YouTuber校長日記

YouTuber校長として、サッカー解説者として日々の生活の中で感じたことや本を読んで学んだことなどを書きます!

高校の新科目「歴史総合」をご存知ですか?(その1)

どうも。南弘一です。千原台高校の校長をしています。とともに、地元熊本でサッカー解説の仕事もしています。

5月10日から12日にかけてのブログで「『公共』という科目をご存知ですか?」というタイトルで高校社会科の新科目「公共」についてお話ししました。

令和4年度からの新学習指導要領の完全実施に伴い、高校生が必履修科目として学ぶことになっている新科目は、じつは他にもあります。

その一つが、「歴史総合」です。

これまでの学習指導要領では、「世界史」と「現代社会」を必履修科目としていたのですが、新しい学習指導要領では、「公共」、「歴史総合」、「地理総合」が必履修の新科目となっているのです。

今日のブログでは、「歴史総合」という新科目についてお話ししますね。

まずは、教科書(高等学校 歴史総合:第一学習社)の目次を示します。

第1部 歴史の扉

 ① 歴史と私たち

 ② 歴史の特質と資料

第2部 近現代の世界と日本

 第1章 近代化と私たち

  第1節 18世紀のアジアの繁栄

  第2節 産業革命と市民革命

  第3節 イギリスの繁栄と国民国家の基本

  第4節 アジア諸国の変貌と日本の開国

  第5節 帝国主義の発展

 第2章 国際秩序の変化や大衆化と私たち

  第1節 第一次世界大戦大衆社会

  第2節 経済危機と第二次世界大戦

  第3節 第二次世界大戦の戦後処理と新たな国際秩序の形成

 第3章 グローバル化と私たち

  第1節 冷戦と脱植民地化・第三世界の台頭

  第2節 国際秩序の変容と21世紀の世界

となっています。

この目次をみて、お気づきになりましたか?

そうです。この「歴史総合」では、18世紀の歴史からしか取り上げていないのです。

新学習指導要領では、「歴史総合」の目標を次のように定めています。

近現代史における「世界とその中の日本」を広く相互的に捉えながら、

①歴史を理解する力

②歴史に関する様々な情報を適切に調べてまとめる力

③歴史事象の意味や特色について多面的・多角的に考察して、説明・議論できる力

近現代史の事象についてよりよい社会の実現のために探究する態度

⑤日本国民としての自覚・自国の歴史への愛情・他国や他国の文化を尊重することの大切さの自覚

などの資質・能力を育成すること。

今回、教科書を通読をしてみて、まさにこのような目的のために編纂された教科書であることを実感しました。

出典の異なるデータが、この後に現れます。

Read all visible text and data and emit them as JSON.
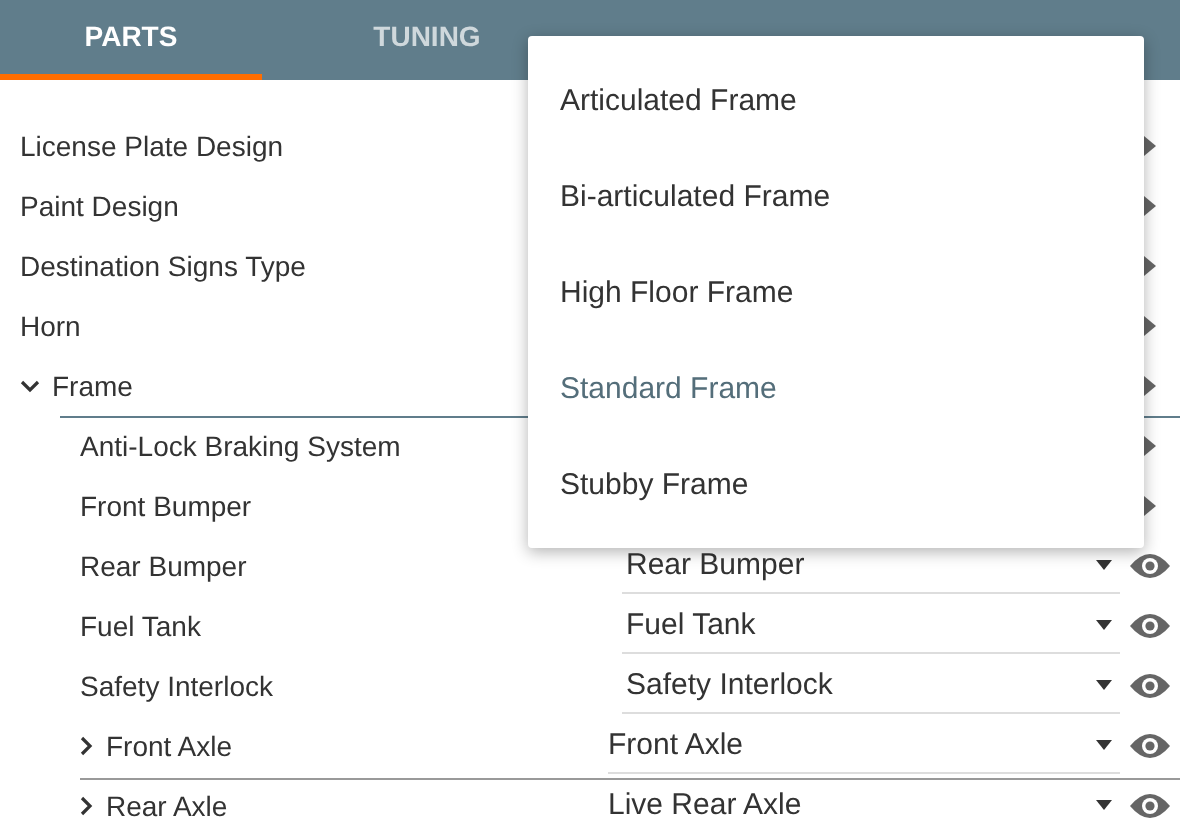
{
  "tabs": [
    {
      "label": "PARTS",
      "selected": true
    },
    {
      "label": "TUNING",
      "selected": false
    }
  ],
  "parts": [
    {
      "name": "License Plate Design",
      "kind": "link"
    },
    {
      "name": "Paint Design",
      "kind": "link"
    },
    {
      "name": "Destination Signs Type",
      "kind": "link"
    },
    {
      "name": "Horn",
      "kind": "link"
    },
    {
      "name": "Frame",
      "kind": "link",
      "expanded": true,
      "children": [
        {
          "name": "Anti-Lock Braking System",
          "kind": "link"
        },
        {
          "name": "Front Bumper",
          "kind": "link"
        },
        {
          "name": "Rear Bumper",
          "kind": "select",
          "value": "Rear Bumper"
        },
        {
          "name": "Fuel Tank",
          "kind": "select",
          "value": "Fuel Tank"
        },
        {
          "name": "Safety Interlock",
          "kind": "select",
          "value": "Safety Interlock"
        },
        {
          "name": "Front Axle",
          "kind": "select",
          "value": "Front Axle",
          "expanded": false
        },
        {
          "name": "Rear Axle",
          "kind": "select",
          "value": "Live Rear Axle",
          "expanded": false
        }
      ]
    }
  ],
  "menu": {
    "items": [
      {
        "label": "Articulated Frame",
        "selected": false
      },
      {
        "label": "Bi-articulated Frame",
        "selected": false
      },
      {
        "label": "High Floor Frame",
        "selected": false
      },
      {
        "label": "Standard Frame",
        "selected": true
      },
      {
        "label": "Stubby Frame",
        "selected": false
      }
    ]
  }
}
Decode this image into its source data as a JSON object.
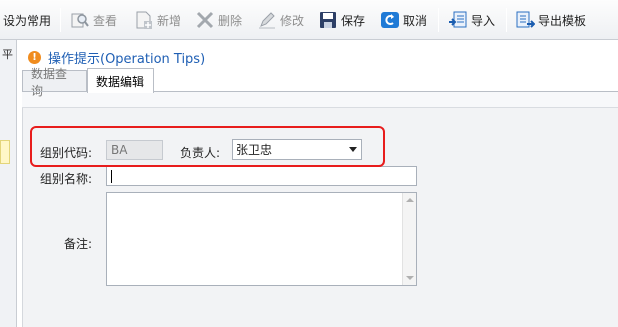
{
  "toolbar": {
    "set_default": "设为常用",
    "view": "查看",
    "add": "新增",
    "delete": "删除",
    "modify": "修改",
    "save": "保存",
    "cancel": "取消",
    "import": "导入",
    "export_template": "导出模板"
  },
  "left_strip": {
    "label": "平"
  },
  "tips": {
    "icon": "!",
    "text": "操作提示(Operation Tips)"
  },
  "tabs": {
    "query": "数据查询",
    "edit": "数据编辑"
  },
  "form": {
    "group_code_label": "组别代码:",
    "group_code_value": "BA",
    "owner_label": "负责人:",
    "owner_value": "张卫忠",
    "group_name_label": "组别名称:",
    "group_name_value": "",
    "remark_label": "备注:",
    "remark_value": ""
  },
  "colors": {
    "highlight": "#e81c1c",
    "tips_text": "#1f5fb4",
    "warn_icon": "#f08c1e"
  }
}
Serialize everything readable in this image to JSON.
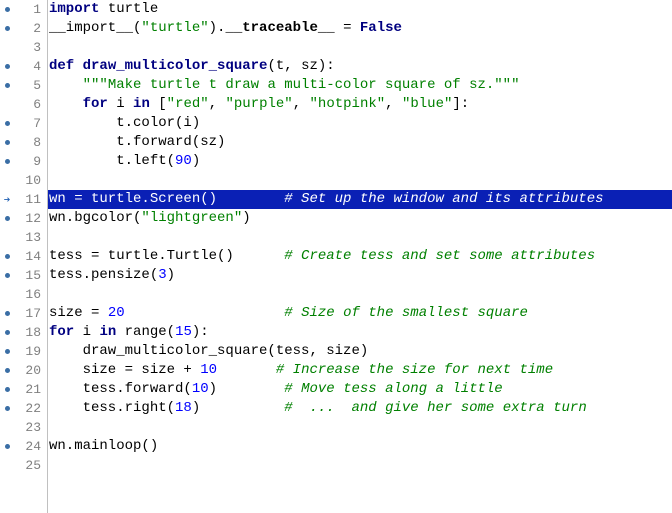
{
  "current_line": 11,
  "lines": [
    {
      "n": 1,
      "bp": true,
      "tokens": [
        [
          "k",
          "import"
        ],
        [
          "n",
          " turtle"
        ]
      ]
    },
    {
      "n": 2,
      "bp": true,
      "tokens": [
        [
          "n",
          "__import__("
        ],
        [
          "s",
          "\"turtle\""
        ],
        [
          "n",
          ")."
        ],
        [
          "bold",
          "__traceable__"
        ],
        [
          "n",
          " = "
        ],
        [
          "k",
          "False"
        ]
      ]
    },
    {
      "n": 3,
      "bp": false,
      "tokens": []
    },
    {
      "n": 4,
      "bp": true,
      "tokens": [
        [
          "k",
          "def"
        ],
        [
          "n",
          " "
        ],
        [
          "f",
          "draw_multicolor_square"
        ],
        [
          "n",
          "(t, sz):"
        ]
      ]
    },
    {
      "n": 5,
      "bp": true,
      "tokens": [
        [
          "n",
          "    "
        ],
        [
          "s",
          "\"\"\"Make turtle t draw a multi-color square of sz.\"\"\""
        ]
      ]
    },
    {
      "n": 6,
      "bp": false,
      "tokens": [
        [
          "n",
          "    "
        ],
        [
          "k",
          "for"
        ],
        [
          "n",
          " i "
        ],
        [
          "k",
          "in"
        ],
        [
          "n",
          " ["
        ],
        [
          "s",
          "\"red\""
        ],
        [
          "n",
          ", "
        ],
        [
          "s",
          "\"purple\""
        ],
        [
          "n",
          ", "
        ],
        [
          "s",
          "\"hotpink\""
        ],
        [
          "n",
          ", "
        ],
        [
          "s",
          "\"blue\""
        ],
        [
          "n",
          "]:"
        ]
      ]
    },
    {
      "n": 7,
      "bp": true,
      "tokens": [
        [
          "n",
          "        t.color(i)"
        ]
      ]
    },
    {
      "n": 8,
      "bp": true,
      "tokens": [
        [
          "n",
          "        t.forward(sz)"
        ]
      ]
    },
    {
      "n": 9,
      "bp": true,
      "tokens": [
        [
          "n",
          "        t.left("
        ],
        [
          "num",
          "90"
        ],
        [
          "n",
          ")"
        ]
      ]
    },
    {
      "n": 10,
      "bp": false,
      "tokens": []
    },
    {
      "n": 11,
      "bp": false,
      "hl": true,
      "tokens": [
        [
          "n",
          "wn = turtle.Screen()        "
        ],
        [
          "c",
          "# Set up the window and its attributes"
        ]
      ]
    },
    {
      "n": 12,
      "bp": true,
      "tokens": [
        [
          "n",
          "wn.bgcolor("
        ],
        [
          "s",
          "\"lightgreen\""
        ],
        [
          "n",
          ")"
        ]
      ]
    },
    {
      "n": 13,
      "bp": false,
      "tokens": []
    },
    {
      "n": 14,
      "bp": true,
      "tokens": [
        [
          "n",
          "tess = turtle.Turtle()      "
        ],
        [
          "c",
          "# Create tess and set some attributes"
        ]
      ]
    },
    {
      "n": 15,
      "bp": true,
      "tokens": [
        [
          "n",
          "tess.pensize("
        ],
        [
          "num",
          "3"
        ],
        [
          "n",
          ")"
        ]
      ]
    },
    {
      "n": 16,
      "bp": false,
      "tokens": []
    },
    {
      "n": 17,
      "bp": true,
      "tokens": [
        [
          "n",
          "size = "
        ],
        [
          "num",
          "20"
        ],
        [
          "n",
          "                   "
        ],
        [
          "c",
          "# Size of the smallest square"
        ]
      ]
    },
    {
      "n": 18,
      "bp": true,
      "tokens": [
        [
          "k",
          "for"
        ],
        [
          "n",
          " i "
        ],
        [
          "k",
          "in"
        ],
        [
          "n",
          " range("
        ],
        [
          "num",
          "15"
        ],
        [
          "n",
          "):"
        ]
      ]
    },
    {
      "n": 19,
      "bp": true,
      "tokens": [
        [
          "n",
          "    draw_multicolor_square(tess, size)"
        ]
      ]
    },
    {
      "n": 20,
      "bp": true,
      "tokens": [
        [
          "n",
          "    size = size + "
        ],
        [
          "num",
          "10"
        ],
        [
          "n",
          "       "
        ],
        [
          "c",
          "# Increase the size for next time"
        ]
      ]
    },
    {
      "n": 21,
      "bp": true,
      "tokens": [
        [
          "n",
          "    tess.forward("
        ],
        [
          "num",
          "10"
        ],
        [
          "n",
          ")        "
        ],
        [
          "c",
          "# Move tess along a little"
        ]
      ]
    },
    {
      "n": 22,
      "bp": true,
      "tokens": [
        [
          "n",
          "    tess.right("
        ],
        [
          "num",
          "18"
        ],
        [
          "n",
          ")          "
        ],
        [
          "c",
          "#  ...  and give her some extra turn"
        ]
      ]
    },
    {
      "n": 23,
      "bp": false,
      "tokens": []
    },
    {
      "n": 24,
      "bp": true,
      "tokens": [
        [
          "n",
          "wn.mainloop()"
        ]
      ]
    },
    {
      "n": 25,
      "bp": false,
      "tokens": []
    }
  ]
}
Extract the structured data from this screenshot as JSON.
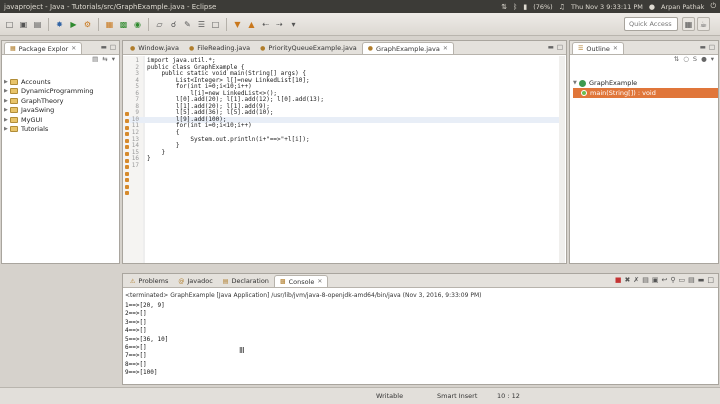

この「歴史総合」の誕生により、これまでの日本の「歴史学習」の二つのことが大きく変わる可能性があります。

一つ目は、世界で起きた出来事がどのように日本の歴史に影響を与えていたかを学ぶことが出来るということです。

これまでの高校生は「日本史」と「世界史」を別々に学んでいました。もちろん私もその一人です。(と言っても高校時代はもう40年も前になりますが…)

ですから、校長になってからはじめた「読書生活」の中で、これまでに読んで来た様々な本に出てくる「世界の歴史」について考える際に、いつも私の頭の中では、

「これは18世紀のことだから、日本は江戸時代かあ…」

という風に一度「世界史」と「日本史」を並べてみて思考する癖がついています。

ところが、この教科書を通読すると、世界の出来事がどう日本に影響していたかが記されていて、「世界史」と「日本史」を一体化して理解することが出来ました。

もう一つは、「歴史用語の暗記学習」から「歴史について思考する資質・能力の育成」へのシフトチェンジの可能性です。

少し難しい言葉を使うと「『教授内容重視(コンテンツ・ベース)』から『資質・能力重視(コンピテンシー・ベース)』への転換」ということになります。

これが達成されれば、日本の高校教育にとって大きな転換点となることは間違いありません。

今日のブログは、ここまでです。

次回の(その2)では、教科書の中身についてお話ししていきます。

今日も最後までお付き合いいただきありがとうございました。

今日一日が、あなたにとって素敵な一日になりますように。